Gen Z Is Trapped In A Virtual Cage

dailyblitz.de 1 year ago
Zdjęcie: gen-z-is-trapped-in-a-virtual-cage


Gen Z Is Trapped In A Virtual Cage

Authorized by Timothy S. Goeglein via The Epoch Times (emphasis ours),

On Jan. 31, a groundbreaking proceeding was held on Capitol Hill as the CEO of 5 major social media platforms were called to investigating (three only after having to be forced by subpoena) about the alleged harm—sometimes fatal—they have inflated on America’s youth.

In this photograph illustration, a teenager uses her mobile telephone to access social media in fresh York on Jan. 31, 2024. (Spencer Platt/Getty Images)

For more than 4 hours, with household members in the audience who had lost children to suicide, these tech gurus tried to deflect any talk about or accept work for the alleged negative influence of their platforms.

In his fresh book, “The Anxious Generation,” social scientist and author Jonathan Haidt writes: “At the turn of the millennium, technology companies created a set of world-changing products that transformed life not just for adults but for children, too. ... Yet, the companies that developed them had done small or no investigation on the intellectual wellness effects. erstwhile faced with increasing evidence that their products were harming young people, they mostly engaged in denial, publication, and public relations campaigns.”

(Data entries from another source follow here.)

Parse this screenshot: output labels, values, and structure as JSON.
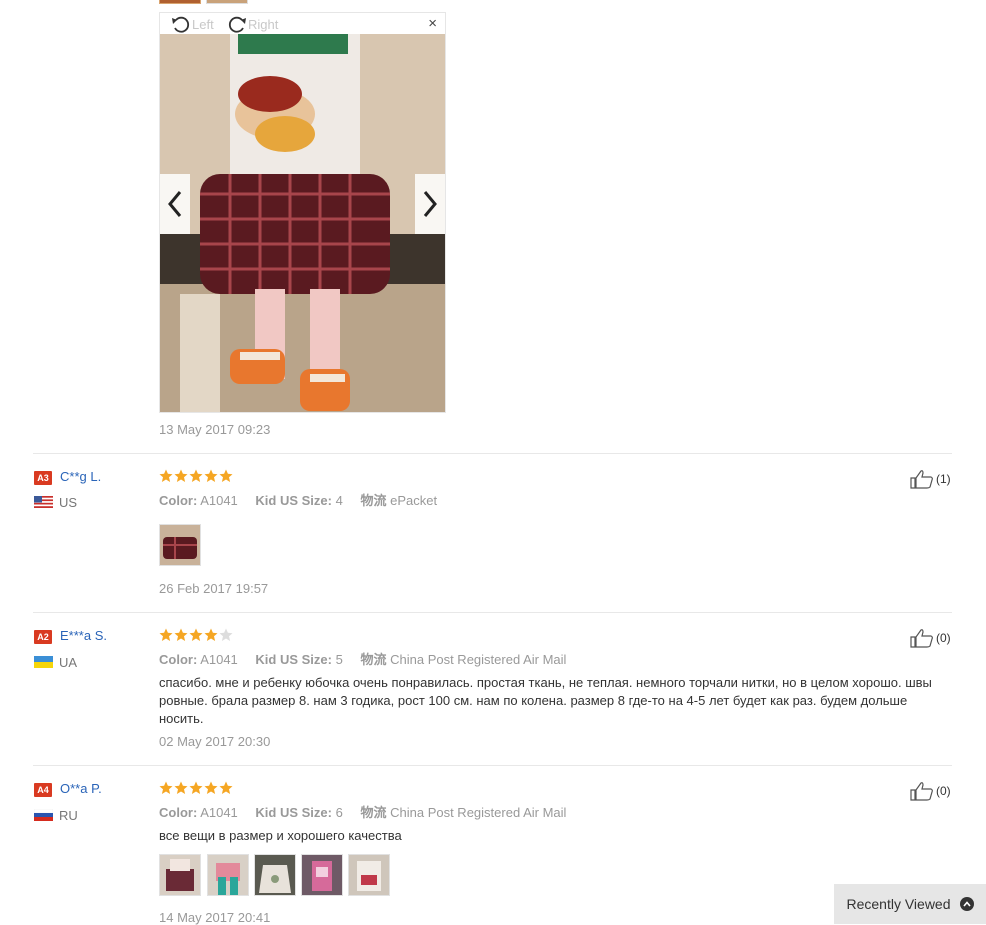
{
  "viewer": {
    "rotate_left": "Left",
    "rotate_right": "Right",
    "close": "×"
  },
  "reviews": [
    {
      "date": "13 May 2017 09:23"
    },
    {
      "badge": "A3",
      "name": "C**g L.",
      "country": "US",
      "rating": 5,
      "color_label": "Color:",
      "color_value": "A1041",
      "size_label": "Kid US Size:",
      "size_value": "4",
      "ship_label": "物流",
      "ship_value": "ePacket",
      "likes": "(1)",
      "date": "26 Feb 2017 19:57"
    },
    {
      "badge": "A2",
      "name": "E***a S.",
      "country": "UA",
      "rating": 4,
      "color_label": "Color:",
      "color_value": "A1041",
      "size_label": "Kid US Size:",
      "size_value": "5",
      "ship_label": "物流",
      "ship_value": "China Post Registered Air Mail",
      "text": "спасибо. мне и ребенку юбочка очень понравилась. простая ткань, не теплая. немного торчали нитки, но в целом хорошо. швы ровные. брала размер 8. нам 3 годика, рост 100 см. нам по колена. размер 8 где-то на 4-5 лет будет как раз. будем дольше носить.",
      "likes": "(0)",
      "date": "02 May 2017 20:30"
    },
    {
      "badge": "A4",
      "name": "O**a P.",
      "country": "RU",
      "rating": 5,
      "color_label": "Color:",
      "color_value": "A1041",
      "size_label": "Kid US Size:",
      "size_value": "6",
      "ship_label": "物流",
      "ship_value": "China Post Registered Air Mail",
      "text": "все вещи в размер и хорошего качества",
      "likes": "(0)",
      "date": "14 May 2017 20:41"
    }
  ],
  "recently_viewed": "Recently Viewed",
  "colors": {
    "star": "#f5a623",
    "star_empty": "#dddddd",
    "badge": "#d93a21",
    "link": "#2a64b8"
  }
}
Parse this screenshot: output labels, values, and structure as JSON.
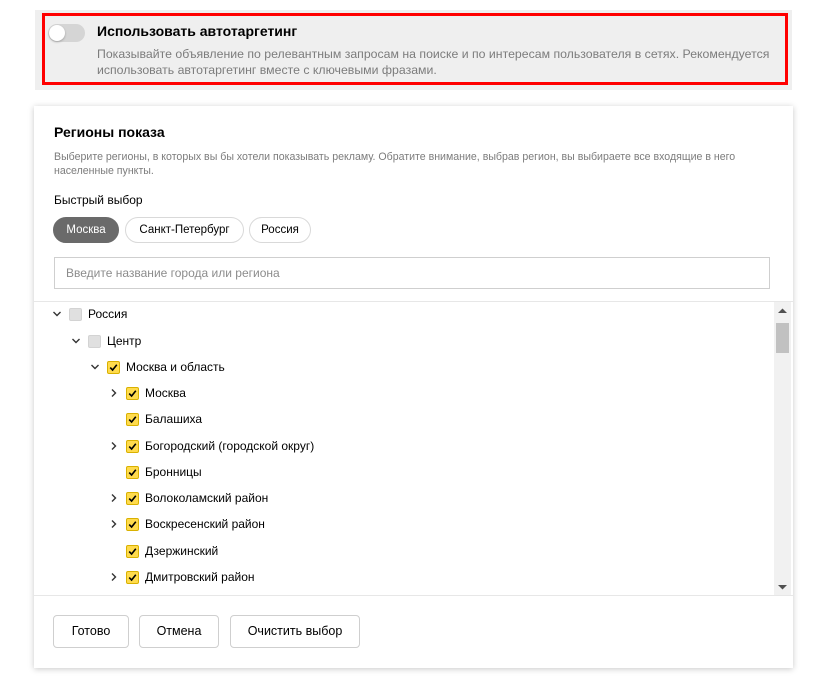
{
  "autotargeting": {
    "title": "Использовать автотаргетинг",
    "description": "Показывайте объявление по релевантным запросам на поиске и по интересам пользователя в сетях. Рекомендуется использовать автотаргетинг вместе с ключевыми фразами.",
    "enabled": false,
    "highlight_color": "#ff0000"
  },
  "regions": {
    "title": "Регионы показа",
    "description": "Выберите регионы, в которых вы бы хотели показывать рекламу. Обратите внимание, выбрав регион, вы выбираете все входящие в него населенные пункты.",
    "quick_label": "Быстрый выбор",
    "quick_chips": [
      {
        "label": "Москва",
        "active": true
      },
      {
        "label": "Санкт-Петербург",
        "active": false
      },
      {
        "label": "Россия",
        "active": false
      }
    ],
    "search_placeholder": "Введите название города или региона",
    "tree": [
      {
        "label": "Россия",
        "checked": false,
        "expandable": true,
        "expanded": true
      },
      {
        "label": "Центр",
        "checked": false,
        "expandable": true,
        "expanded": true
      },
      {
        "label": "Москва и область",
        "checked": true,
        "expandable": true,
        "expanded": true
      },
      {
        "label": "Москва",
        "checked": true,
        "expandable": true,
        "expanded": false
      },
      {
        "label": "Балашиха",
        "checked": true,
        "expandable": false,
        "expanded": false
      },
      {
        "label": "Богородский (городской округ)",
        "checked": true,
        "expandable": true,
        "expanded": false
      },
      {
        "label": "Бронницы",
        "checked": true,
        "expandable": false,
        "expanded": false
      },
      {
        "label": "Волоколамский район",
        "checked": true,
        "expandable": true,
        "expanded": false
      },
      {
        "label": "Воскресенский район",
        "checked": true,
        "expandable": true,
        "expanded": false
      },
      {
        "label": "Дзержинский",
        "checked": true,
        "expandable": false,
        "expanded": false
      },
      {
        "label": "Дмитровский район",
        "checked": true,
        "expandable": true,
        "expanded": false
      }
    ],
    "buttons": {
      "done": "Готово",
      "cancel": "Отмена",
      "clear": "Очистить выбор"
    }
  },
  "colors": {
    "checkbox_checked": "#ffdb4d",
    "chip_active": "#6a6a6a"
  }
}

The consequence has placed our children in a virtual cage that has been isolated from them physically, socially, and emotionally—with small hope of escape.

Trapped in this virtual camera, girls propose massive depression as they face force to conform to certain body images, become targeted by predators, and are mocked by their peers if they choose not to participate in an online game of one-upmanship based on looks.

Mr. Haidt states: “The more time a girl spends on social media, the more likely she is to be depressed or anxious. Girls who say they spend 5 or more hours each week on social media are 3 times as likely to be depressed as those who study no social media time.”

Meanwhile, boys are sucked into a virtual planet of video games and pornography, which traps them into a planet of perpetual adolescence, with no thought of how to communicate with and treat the opposition sex in a gentlemanly manner, while besides keeping them from maturing into responsive men.

Thus, given all this, is it any wonder why the suicide and self-harm rates for adolescents (partially girls) have dramatically increased from 2010 to 2021, fundamentally from the start of the smartphone/social media platforms era to today?

Mr. Haidt Concludes: “The overwhelming feeling I get from the families of both boys and girls is that they are trapped and powerful in the face of the biggest intellectual wellness crisis in past for their children. What should they—what should we-To?

To free our children from the virtual cage that has entered them, he suggests 4 types of response: (1) no smartphones before 14 years of age; (2) no access to social media before the age of 16; (3) banning smartphones from schools; and (4) let more unsupervised play and childrenhood independence.

But while all of these recommendations are good, they proceed to put all of the onus on parents who find themselfves standing alone against a tsunami of even more technological partners, in partial, AI, coming their way.

Smartphones are here to stay, there is no going back, so what we must do is illustration a fresh course going forward. And while we can curse the darkness of the virtual cage our children are trapped in, things will likely not change until large Tech and social media platforms are forced to change.

That is why it is critical that lawmakers act and improvement the present roadblocks that large Tech and social media platforms usage to avoid work for any harm they may have caused. Until that happens, they will proceed to give faux apologies and issue nice-sounding press releases while more children get trapped in their virtual cage.

Only then will parents be allowed with the tools to free their children from the technologically tyranny that may have lost an entry generation—and will scar more to come—unless action is taken now.

Views expressed in this article are opinions of the author and do not necessarily reflect the views of The Epoch Times or ZeroHedge.